After my first day photographing I returned home disgruntled, my approach had seemingly achieved nothing. However soon I began to realise that perhaps this opened up a new way of engaging with HC. In every image there is an agency of power through observation and display. Photography is forbidden in HC yet there are photographs displayed everywhere. Why?
HC is clearly a private space that has public responsibilities. Its position between train station and city centre has forced it to execute social functions. This along with the HC’s attempt to mimic the appearance of public space, I think has blurred the line between public and private. An idea began to form around utilizing the spectacle that photographing creates to test these questions.
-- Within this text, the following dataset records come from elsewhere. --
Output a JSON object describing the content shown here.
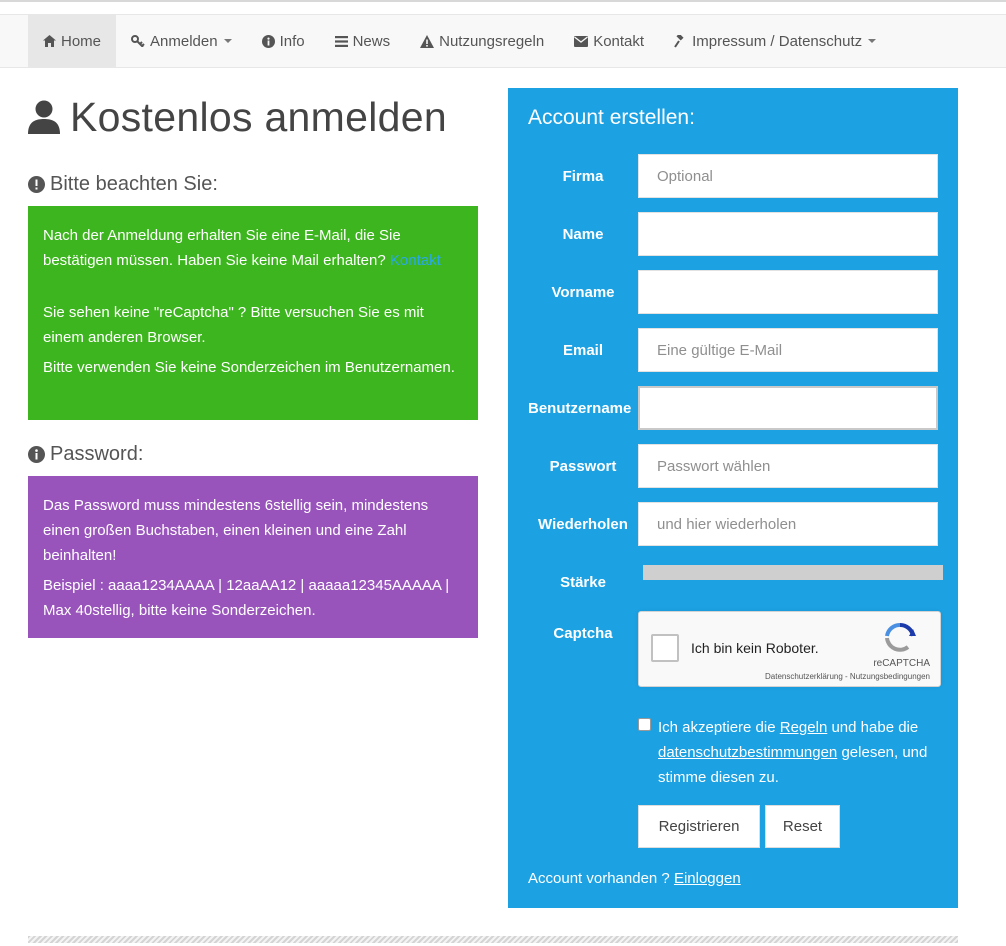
{
  "nav": {
    "items": [
      {
        "label": "Home",
        "icon": "home-icon",
        "active": true,
        "dropdown": false
      },
      {
        "label": "Anmelden",
        "icon": "key-icon",
        "active": false,
        "dropdown": true
      },
      {
        "label": "Info",
        "icon": "info-circle-icon",
        "active": false,
        "dropdown": false
      },
      {
        "label": "News",
        "icon": "list-icon",
        "active": false,
        "dropdown": false
      },
      {
        "label": "Nutzungsregeln",
        "icon": "warning-icon",
        "active": false,
        "dropdown": false
      },
      {
        "label": "Kontakt",
        "icon": "envelope-icon",
        "active": false,
        "dropdown": false
      },
      {
        "label": "Impressum / Datenschutz",
        "icon": "gavel-icon",
        "active": false,
        "dropdown": true
      }
    ]
  },
  "page": {
    "title": "Kostenlos anmelden",
    "notice_title": "Bitte beachten Sie:",
    "notice": {
      "text1": "Nach der Anmeldung erhalten Sie eine E-Mail, die Sie bestätigen müssen. Haben Sie keine Mail erhalten?",
      "link": "Kontakt",
      "text2": "Sie sehen keine \"reCaptcha\" ? Bitte versuchen Sie es mit einem anderen Browser.",
      "text3": "Bitte verwenden Sie keine Sonderzeichen im Benutzernamen."
    },
    "password_title": "Password:",
    "password_box": {
      "text1": "Das Password muss mindestens 6stellig sein, mindestens einen großen Buchstaben, einen kleinen und eine Zahl beinhalten!",
      "text2": "Beispiel : aaaa1234AAAA | 12aaAA12 | aaaaa12345AAAAA | Max 40stellig, bitte keine Sonderzeichen."
    }
  },
  "form": {
    "title": "Account erstellen:",
    "fields": {
      "firma": {
        "label": "Firma",
        "placeholder": "Optional",
        "value": ""
      },
      "name": {
        "label": "Name",
        "placeholder": "",
        "value": ""
      },
      "vorname": {
        "label": "Vorname",
        "placeholder": "",
        "value": ""
      },
      "email": {
        "label": "Email",
        "placeholder": "Eine gültige E-Mail",
        "value": ""
      },
      "benutzername": {
        "label": "Benutzername",
        "placeholder": "",
        "value": ""
      },
      "passwort": {
        "label": "Passwort",
        "placeholder": "Passwort wählen",
        "value": ""
      },
      "wiederholen": {
        "label": "Wiederholen",
        "placeholder": "und hier wiederholen",
        "value": ""
      }
    },
    "strength_label": "Stärke",
    "captcha_label": "Captcha",
    "captcha": {
      "text": "Ich bin kein Roboter.",
      "brand": "reCAPTCHA",
      "links": "Datenschutzerklärung - Nutzungsbedingungen"
    },
    "accept": {
      "pre": "Ich akzeptiere die",
      "rules_link": "Regeln",
      "mid": "und habe die",
      "privacy_link": "datenschutzbestimmungen",
      "post": "gelesen, und stimme diesen zu."
    },
    "register_button": "Registrieren",
    "reset_button": "Reset",
    "account_text": "Account vorhanden ?",
    "login_link": "Einloggen"
  },
  "colors": {
    "panel": "#1ca1e3",
    "notice_green": "#3db51e",
    "password_purple": "#9954bb",
    "navbar_bg": "#f8f8f8"
  }
}
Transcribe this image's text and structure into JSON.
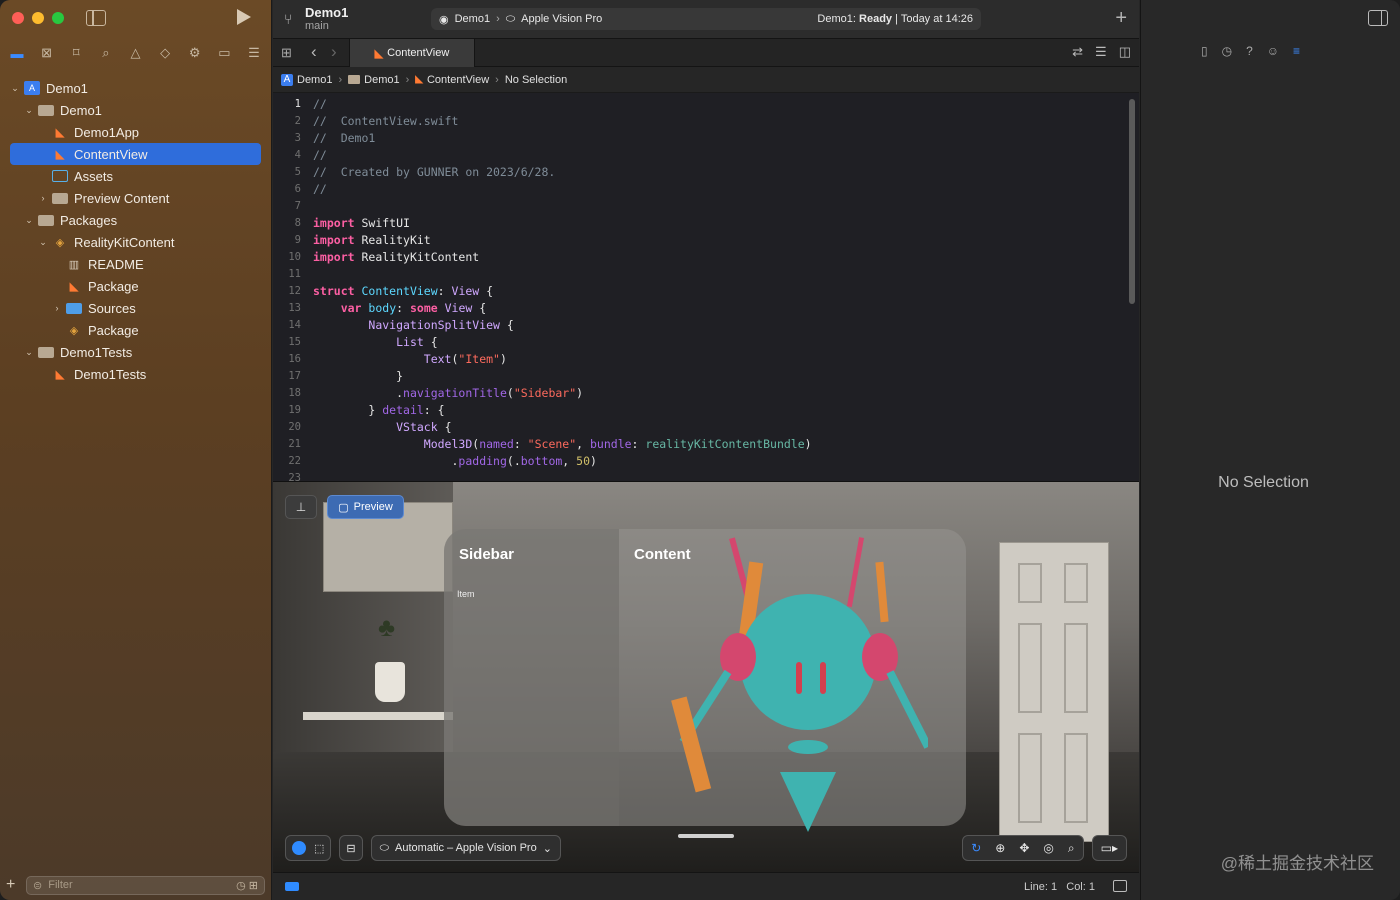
{
  "navigator": {
    "tree": [
      {
        "label": "Demo1",
        "icon": "xcode-project-icon",
        "level": 0,
        "expanded": true,
        "selected": false
      },
      {
        "label": "Demo1",
        "icon": "folder-icon",
        "level": 1,
        "expanded": true,
        "selected": false
      },
      {
        "label": "Demo1App",
        "icon": "swift-file-icon",
        "level": 2,
        "selected": false
      },
      {
        "label": "ContentView",
        "icon": "swift-file-icon",
        "level": 2,
        "selected": true
      },
      {
        "label": "Assets",
        "icon": "asset-catalog-icon",
        "level": 2,
        "selected": false
      },
      {
        "label": "Preview Content",
        "icon": "folder-icon",
        "level": 2,
        "expanded": false,
        "selected": false
      },
      {
        "label": "Packages",
        "icon": "folder-icon",
        "level": 1,
        "expanded": true,
        "selected": false
      },
      {
        "label": "RealityKitContent",
        "icon": "package-icon",
        "level": 2,
        "expanded": true,
        "selected": false
      },
      {
        "label": "README",
        "icon": "book-icon",
        "level": 3,
        "selected": false
      },
      {
        "label": "Package",
        "icon": "swift-file-icon",
        "level": 3,
        "selected": false
      },
      {
        "label": "Sources",
        "icon": "blue-folder-icon",
        "level": 3,
        "expanded": false,
        "selected": false
      },
      {
        "label": "Package",
        "icon": "package-icon",
        "level": 3,
        "selected": false
      },
      {
        "label": "Demo1Tests",
        "icon": "folder-icon",
        "level": 1,
        "expanded": true,
        "selected": false
      },
      {
        "label": "Demo1Tests",
        "icon": "swift-file-icon",
        "level": 2,
        "selected": false
      }
    ],
    "filter_placeholder": "Filter"
  },
  "toolbar": {
    "project": "Demo1",
    "branch": "main",
    "scheme": "Demo1",
    "destination": "Apple Vision Pro",
    "status_target": "Demo1:",
    "status_state": "Ready",
    "status_time": "Today at 14:26"
  },
  "editor": {
    "tab_label": "ContentView",
    "breadcrumb": [
      "Demo1",
      "Demo1",
      "ContentView",
      "No Selection"
    ]
  },
  "code": [
    {
      "n": "1",
      "html": "<span class='cm'>//</span>"
    },
    {
      "n": "2",
      "html": "<span class='cm'>//  ContentView.swift</span>"
    },
    {
      "n": "3",
      "html": "<span class='cm'>//  Demo1</span>"
    },
    {
      "n": "4",
      "html": "<span class='cm'>//</span>"
    },
    {
      "n": "5",
      "html": "<span class='cm'>//  Created by GUNNER on 2023/6/28.</span>"
    },
    {
      "n": "6",
      "html": "<span class='cm'>//</span>"
    },
    {
      "n": "7",
      "html": ""
    },
    {
      "n": "8",
      "html": "<span class='kw'>import</span> <span class='pl'>SwiftUI</span>"
    },
    {
      "n": "9",
      "html": "<span class='kw'>import</span> <span class='pl'>RealityKit</span>"
    },
    {
      "n": "10",
      "html": "<span class='kw'>import</span> <span class='pl'>RealityKitContent</span>"
    },
    {
      "n": "11",
      "html": ""
    },
    {
      "n": "12",
      "html": "<span class='kw'>struct</span> <span class='tyd'>ContentView</span><span class='pl'>: </span><span class='ty'>View</span><span class='pl'> {</span>"
    },
    {
      "n": "13",
      "html": "    <span class='kw'>var</span> <span class='tyd'>body</span><span class='pl'>: </span><span class='kw'>some</span> <span class='ty'>View</span><span class='pl'> {</span>"
    },
    {
      "n": "14",
      "html": "        <span class='ty'>NavigationSplitView</span><span class='pl'> {</span>"
    },
    {
      "n": "15",
      "html": "            <span class='ty'>List</span><span class='pl'> {</span>"
    },
    {
      "n": "16",
      "html": "                <span class='ty'>Text</span><span class='pl'>(</span><span class='st'>\"Item\"</span><span class='pl'>)</span>"
    },
    {
      "n": "17",
      "html": "            <span class='pl'>}</span>"
    },
    {
      "n": "18",
      "html": "            <span class='pl'>.</span><span class='fn'>navigationTitle</span><span class='pl'>(</span><span class='st'>\"Sidebar\"</span><span class='pl'>)</span>"
    },
    {
      "n": "19",
      "html": "        <span class='pl'>} </span><span class='fn'>detail</span><span class='pl'>: {</span>"
    },
    {
      "n": "20",
      "html": "            <span class='ty'>VStack</span><span class='pl'> {</span>"
    },
    {
      "n": "21",
      "html": "                <span class='ty'>Model3D</span><span class='pl'>(</span><span class='fn'>named</span><span class='pl'>: </span><span class='st'>\"Scene\"</span><span class='pl'>, </span><span class='fn'>bundle</span><span class='pl'>: </span><span class='pr'>realityKitContentBundle</span><span class='pl'>)</span>"
    },
    {
      "n": "22",
      "html": "                    <span class='pl'>.</span><span class='fn'>padding</span><span class='pl'>(.</span><span class='fn'>bottom</span><span class='pl'>, </span><span class='nu'>50</span><span class='pl'>)</span>"
    },
    {
      "n": "23",
      "html": ""
    }
  ],
  "canvas": {
    "preview_label": "Preview",
    "sidebar_title": "Sidebar",
    "sidebar_item": "Item",
    "content_title": "Content",
    "device_label": "Automatic – Apple Vision Pro"
  },
  "statusbar": {
    "line": "Line: 1",
    "col": "Col: 1"
  },
  "inspector": {
    "empty_label": "No Selection"
  },
  "watermark": "@稀土掘金技术社区",
  "colors": {
    "accent": "#2f6ddb",
    "navigator_bg": "#5c3f22",
    "editor_bg": "#1f1f24",
    "preview_button": "#3d6bb3"
  }
}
Hoog Catharijne’s interior of hard surfaces and photographs denies the possibility of a visible history of occupation, while illustrating an illusionary form of inhabitation. The photographs exude visual pleasure. They are seductive. Beautiful people in beautiful clothes lining the walls. But to me the photos seem to cancel each other out in a cacophony of colour and form. But why do they cancel each other out? Are there just too many images or is it something deeper, to do with the hermeticism of the illusion they display? As I pass by these images, I can be attracted by the women they show, or the image of a life I would like to lead, but there never seems to be a way to imagine my way inside the illusion. The life shown is complete and I stand on the outside looking in. The images reiterate a hierarchy of unachievable desire and keep the viewer in an outside position. Ownership and control of the illusion remaining with the image. Can an image be introduced that allows the viewer to take control of the illusion by participating in the creation of narrative, braking with a hierarchical construction of visuality?
Unwilling to photograph on location I began working in my studio, experimenting with creating images of objects. Deliberately choosing objects that were not historical artefacts, where there was little agency or depths in their associations. But choosing objects that were pure display, mostly sweets, ice creams and decorations. I bought these objects and returned to my studio, placing them on my table and experimenting with arranging them in compositions. Taking these objects into my messy studio environment immediately created a contrast between their bright colorful display and my studios stained, messy and plane interior. The images float in between categorization. Part of their agency I believe is through the obviousness of their staging. It is obvious that you are looking at a set up, yet it looks like an accident. The photos demand to be looked at but in so doing expose their fiction as an illusion.